А теперь ей предстоит встретиться с месье Аббу и, без сомнения, выслушать другие критические замечания.
– Не хотите пойти со мной? – предложила девушка Крамли, когда они возвращались в отель, спрятав под парками газеты, чтобы защитить их от снега, который все еще не прекращался. – Кажется, вы лучше ладите с месье Аббу, чем я.
Глава 22
У месье Аббу, ожидавшего в баре свою новую знакомую, которую ему навязали на лестнице после урока кулинарии, вид уже был совсем другой. Теперь он казался расслабленным и помягчевшим. Он следил глазами за дверью, но любезно поднялся навстречу Эми, когда она вошла вместе с Робином. Они предпочитают ликер? Виски?
– В чем конкретно состоит ваш интерес, когда вы хотите отправить умирающего господина Венна в Англию? – спросил он Эми, сразу же перейдя к этой теме, как только их обслужили. – Поскольку это противоречит моим личным интересам, я все же хотел бы это знать.

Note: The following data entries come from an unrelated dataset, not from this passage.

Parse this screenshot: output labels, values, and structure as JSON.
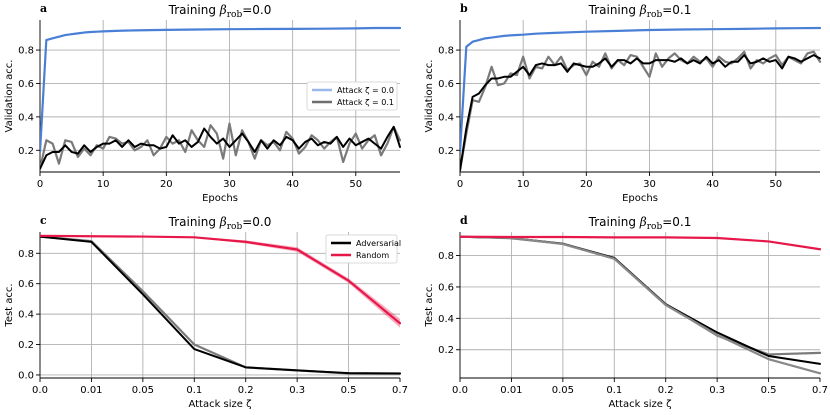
{
  "chart_data": [
    {
      "id": "a",
      "type": "line",
      "panel_label": "a",
      "title": "Training β_rob=0.0",
      "title_prefix": "Training ",
      "title_beta": "β",
      "title_sub": "rob",
      "title_suffix": "=0.0",
      "xlabel": "Epochs",
      "ylabel": "Validation acc.",
      "xlim": [
        0,
        57
      ],
      "ylim": [
        0.07,
        0.98
      ],
      "xticks": [
        0,
        10,
        20,
        30,
        40,
        50
      ],
      "yticks": [
        0.2,
        0.4,
        0.6,
        0.8
      ],
      "legend": [
        "Attack ζ = 0.0",
        "Attack ζ = 0.1"
      ],
      "series": [
        {
          "name": "Attack ζ = 0.0",
          "color": "#4a7fd6",
          "x": [
            0,
            1,
            2,
            3,
            4,
            5,
            6,
            7,
            8,
            9,
            10,
            12,
            15,
            20,
            25,
            30,
            35,
            40,
            45,
            50,
            53,
            57
          ],
          "values": [
            0.19,
            0.86,
            0.87,
            0.88,
            0.89,
            0.895,
            0.9,
            0.905,
            0.908,
            0.91,
            0.912,
            0.915,
            0.918,
            0.921,
            0.923,
            0.925,
            0.926,
            0.927,
            0.928,
            0.93,
            0.932,
            0.932
          ]
        },
        {
          "name": "Attack ζ = 0.1 (run 1)",
          "color": "#7a7a7a",
          "values": [
            0.09,
            0.26,
            0.24,
            0.12,
            0.26,
            0.25,
            0.16,
            0.21,
            0.17,
            0.23,
            0.21,
            0.28,
            0.27,
            0.24,
            0.25,
            0.2,
            0.22,
            0.26,
            0.17,
            0.21,
            0.28,
            0.24,
            0.26,
            0.19,
            0.32,
            0.26,
            0.22,
            0.35,
            0.3,
            0.15,
            0.36,
            0.17,
            0.32,
            0.25,
            0.15,
            0.26,
            0.23,
            0.25,
            0.2,
            0.31,
            0.27,
            0.18,
            0.22,
            0.29,
            0.26,
            0.21,
            0.25,
            0.28,
            0.13,
            0.24,
            0.3,
            0.21,
            0.26,
            0.29,
            0.17,
            0.24,
            0.34,
            0.26
          ]
        },
        {
          "name": "Attack ζ = 0.1 (run 2)",
          "color": "#000000",
          "values": [
            0.09,
            0.17,
            0.19,
            0.19,
            0.23,
            0.19,
            0.18,
            0.23,
            0.19,
            0.22,
            0.24,
            0.24,
            0.26,
            0.22,
            0.26,
            0.22,
            0.24,
            0.23,
            0.23,
            0.21,
            0.22,
            0.29,
            0.24,
            0.26,
            0.22,
            0.25,
            0.33,
            0.28,
            0.24,
            0.27,
            0.22,
            0.26,
            0.3,
            0.25,
            0.19,
            0.26,
            0.21,
            0.26,
            0.23,
            0.28,
            0.26,
            0.21,
            0.25,
            0.27,
            0.23,
            0.25,
            0.24,
            0.28,
            0.22,
            0.27,
            0.23,
            0.25,
            0.27,
            0.24,
            0.21,
            0.28,
            0.34,
            0.22
          ]
        }
      ]
    },
    {
      "id": "b",
      "type": "line",
      "panel_label": "b",
      "title": "Training β_rob=0.1",
      "title_prefix": "Training ",
      "title_beta": "β",
      "title_sub": "rob",
      "title_suffix": "=0.1",
      "xlabel": "Epochs",
      "ylabel": "Validation acc.",
      "xlim": [
        0,
        57
      ],
      "ylim": [
        0.07,
        0.98
      ],
      "xticks": [
        0,
        10,
        20,
        30,
        40,
        50
      ],
      "yticks": [
        0.2,
        0.4,
        0.6,
        0.8
      ],
      "series": [
        {
          "name": "Attack ζ = 0.0",
          "color": "#4a7fd6",
          "x": [
            0,
            1,
            2,
            3,
            4,
            5,
            6,
            7,
            8,
            9,
            10,
            12,
            15,
            20,
            25,
            30,
            35,
            40,
            45,
            50,
            53,
            57
          ],
          "values": [
            0.19,
            0.82,
            0.85,
            0.86,
            0.87,
            0.875,
            0.88,
            0.885,
            0.888,
            0.89,
            0.892,
            0.898,
            0.903,
            0.91,
            0.915,
            0.92,
            0.923,
            0.925,
            0.927,
            0.93,
            0.931,
            0.932
          ]
        },
        {
          "name": "Attack ζ = 0.1 (run 1)",
          "color": "#7a7a7a",
          "values": [
            0.08,
            0.3,
            0.5,
            0.49,
            0.58,
            0.7,
            0.59,
            0.6,
            0.66,
            0.65,
            0.76,
            0.63,
            0.7,
            0.69,
            0.76,
            0.71,
            0.76,
            0.68,
            0.71,
            0.72,
            0.65,
            0.73,
            0.7,
            0.78,
            0.69,
            0.74,
            0.71,
            0.77,
            0.76,
            0.7,
            0.64,
            0.78,
            0.7,
            0.75,
            0.78,
            0.74,
            0.72,
            0.76,
            0.73,
            0.75,
            0.7,
            0.76,
            0.73,
            0.72,
            0.75,
            0.79,
            0.69,
            0.74,
            0.72,
            0.75,
            0.77,
            0.71,
            0.76,
            0.74,
            0.72,
            0.78,
            0.79,
            0.73
          ]
        },
        {
          "name": "Attack ζ = 0.1 (run 2)",
          "color": "#000000",
          "values": [
            0.08,
            0.33,
            0.52,
            0.54,
            0.59,
            0.63,
            0.63,
            0.64,
            0.64,
            0.67,
            0.7,
            0.65,
            0.71,
            0.72,
            0.71,
            0.71,
            0.72,
            0.67,
            0.72,
            0.71,
            0.7,
            0.7,
            0.72,
            0.75,
            0.7,
            0.74,
            0.74,
            0.72,
            0.75,
            0.72,
            0.72,
            0.74,
            0.74,
            0.74,
            0.73,
            0.75,
            0.72,
            0.74,
            0.72,
            0.76,
            0.72,
            0.74,
            0.7,
            0.73,
            0.73,
            0.77,
            0.72,
            0.73,
            0.75,
            0.73,
            0.74,
            0.69,
            0.76,
            0.75,
            0.73,
            0.75,
            0.77,
            0.75
          ]
        }
      ]
    },
    {
      "id": "c",
      "type": "line",
      "panel_label": "c",
      "title": "Training β_rob=0.0",
      "title_prefix": "Training ",
      "title_beta": "β",
      "title_sub": "rob",
      "title_suffix": "=0.0",
      "xlabel": "Attack size ζ",
      "ylabel": "Test acc.",
      "categories": [
        "0.0",
        "0.01",
        "0.05",
        "0.1",
        "0.2",
        "0.3",
        "0.5",
        "0.7"
      ],
      "ylim": [
        -0.02,
        0.94
      ],
      "yticks": [
        0.0,
        0.2,
        0.4,
        0.6,
        0.8
      ],
      "legend": [
        "Adversarial",
        "Random"
      ],
      "series": [
        {
          "name": "Adversarial (run 1)",
          "color": "#7a7a7a",
          "values": [
            0.91,
            0.88,
            0.55,
            0.2,
            0.05,
            0.03,
            0.01,
            0.01
          ]
        },
        {
          "name": "Adversarial (run 2)",
          "color": "#000000",
          "values": [
            0.91,
            0.875,
            0.53,
            0.17,
            0.05,
            0.03,
            0.012,
            0.01
          ]
        },
        {
          "name": "Random",
          "color": "#e8174a",
          "values": [
            0.915,
            0.912,
            0.91,
            0.905,
            0.875,
            0.825,
            0.62,
            0.34
          ],
          "band_lower": [
            0.912,
            0.909,
            0.906,
            0.901,
            0.865,
            0.81,
            0.605,
            0.31
          ],
          "band_upper": [
            0.918,
            0.915,
            0.914,
            0.909,
            0.885,
            0.84,
            0.635,
            0.37
          ]
        }
      ]
    },
    {
      "id": "d",
      "type": "line",
      "panel_label": "d",
      "title": "Training β_rob=0.1",
      "title_prefix": "Training ",
      "title_beta": "β",
      "title_sub": "rob",
      "title_suffix": "=0.1",
      "xlabel": "Attack size ζ",
      "ylabel": "Test acc.",
      "categories": [
        "0.0",
        "0.01",
        "0.05",
        "0.1",
        "0.2",
        "0.3",
        "0.5",
        "0.7"
      ],
      "ylim": [
        0.02,
        0.95
      ],
      "yticks": [
        0.2,
        0.4,
        0.6,
        0.8
      ],
      "series": [
        {
          "name": "Adversarial (run 1)",
          "color": "#7a7a7a",
          "values": [
            0.92,
            0.91,
            0.875,
            0.78,
            0.49,
            0.29,
            0.17,
            0.18
          ]
        },
        {
          "name": "Adversarial (run 2)",
          "color": "#000000",
          "values": [
            0.92,
            0.912,
            0.875,
            0.785,
            0.49,
            0.31,
            0.16,
            0.11
          ]
        },
        {
          "name": "Adversarial (run 3)",
          "color": "#888888",
          "values": [
            0.92,
            0.912,
            0.873,
            0.78,
            0.485,
            0.295,
            0.14,
            0.05
          ]
        },
        {
          "name": "Random",
          "color": "#e8174a",
          "values": [
            0.92,
            0.918,
            0.918,
            0.916,
            0.916,
            0.912,
            0.89,
            0.84
          ]
        }
      ]
    }
  ]
}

– Эми – просто ангел, она помогает просто по доброте душевной! – воскликнул Робин. – И конечно же, Бромптонская больница хорошо известна в мире.
– Обязательно нужно иметь свой интерес? – поинтересовалась Эми. – Какой циничный взгляд на жизнь! Наверное, это очень по-французски.
Она не знала, почему этот человек провоцирует ее, вынуждает делать дискредитирующие замечания о национальностях, что было на нее совсем не похоже.
– У каждого есть свой интерес. Мой – это отчасти эгоистичное, отчасти альтруистическое желание увидеть, как разумные французские законы возобладают над английским хаосом, – заявил Аббу.
– Так-так, – вмешался Робин Крамли. – И в чем же, кстати, состоят юридические различия?
На лице Аббу появилось сосредоточенное выражение, как для телевизионной камеры, а в голосе – проповеднические нотки, и он пустился в объяснения.
– Различия вполне понятные. Когда дело доходит до завещания, англичанин, составивший себе состояние, может обеспечить любой каприз своего нетвердого ума: вознаградить горничную или оставить все приюту для кошек. Он может наказать любого своего неблагодарного или неудачливого ребенка, не оставив ему ни гроша.
– Совершенно правильно, – согласился Крамли.
– Во Франции закон ясно говорит о том, кто что получает: дети получают равные доли, супруг – только небольшой процент, наследуют даже родители, они даже пользуются приоритетом перед супругами, если нет детей. Франция учитывает то обстоятельство, что состояние должно оставаться в семье. Дети получают при этом справедливые доли, ни одно поколение не может лишить средств следующее поколение, что гарантирует надлежащий порядок и прогресс в обществе. Какая же система лучше? Несомненно, французская. В такой системе вынужденного равенства многим людям живется лучше, чем когда все предоставлено случайному капризу.
– Все это подавляет, – возразила Эми. – Почему тогда люди должны беспокоиться о том, чтобы хорошо относиться к своим родителям, если они все равно получат деньги?
– Вот это я называю циничным взглядом на жизнь. Это ужасный взгляд на вещи. Люди хорошо ведут себя по отношению к родителям из-за естественного доброго к ним отношения, они их любят.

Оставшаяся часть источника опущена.